Communities lose with provincial policing
My concern is that when the province takes the lead on policing, communities lose out.
This is what happened in Esquimalt when elected officials of that community chose the RCMP as its policing service, only to have the province step in, forcing the community to accept the more costly Victoria Police. Costly, not just in dollars, but also in approach.
Something new, vital, and substantive is going on in policing in many countries and the majority of municipalities in B.C.
“Community policing” is the only strategy that begins to meet the major fear that is in the minds of police managers, namely, collective violence by disadvantaged groups in urban communities often stratified by race, ethnicity and social status.
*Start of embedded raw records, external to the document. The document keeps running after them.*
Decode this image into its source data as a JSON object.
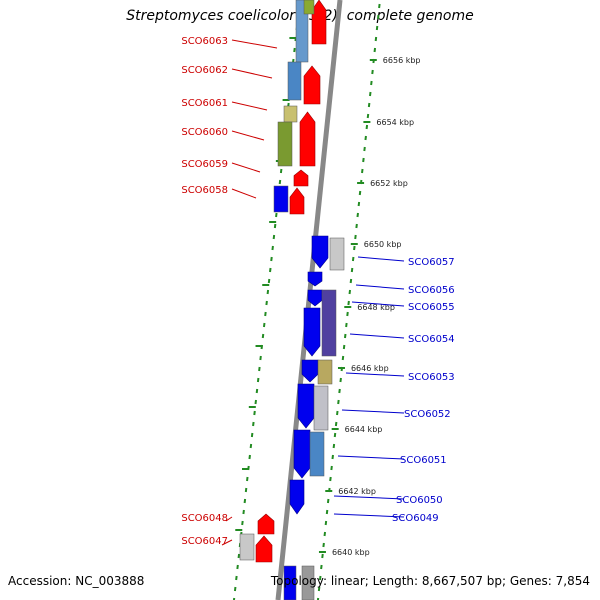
{
  "title": "Streptomyces coelicolor A3(2), complete genome",
  "footer": {
    "accession": "Accession: NC_003888",
    "stats": "Topology: linear; Length: 8,667,507 bp; Genes: 7,854"
  },
  "colors": {
    "forward_strand": "#ff0000",
    "reverse_strand": "#0000ee",
    "label_forward": "#cc0000",
    "label_reverse": "#0000cc",
    "backbone": "#888888",
    "tick_marks": "#228b22"
  },
  "kbp_ticks": [
    "6656 kbp",
    "6654 kbp",
    "6652 kbp",
    "6650 kbp",
    "6648 kbp",
    "6646 kbp",
    "6644 kbp",
    "6642 kbp",
    "6640 kbp"
  ],
  "genes_forward": [
    "SCO6063",
    "SCO6062",
    "SCO6061",
    "SCO6060",
    "SCO6059",
    "SCO6058",
    "SCO6048",
    "SCO6047"
  ],
  "genes_reverse": [
    "SCO6057",
    "SCO6056",
    "SCO6055",
    "SCO6054",
    "SCO6053",
    "SCO6052",
    "SCO6051",
    "SCO6050",
    "SCO6049"
  ]
}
That is a dominant worry in the United States, in Canada, in Australia, and in Britain. Community policing is the only strategy which allows police to reach into those communities and to do something ameliorative and helpful, to build bridges before the only response these people have to conditions of modern life is violence.
The other strategy, “zero tolerance,” that is practised by Victoria, Vancouver and Abbotsford, does not accomplish that.
Former Premier Bill Vander Zalm had the right idea: Have the RCMP provide policing for all communities, and use the Independent police departments as highway patrol, where their heavy handed approaches are better suited to keep our highways safe.
If we leave policing up to the province, we do not really have a choice.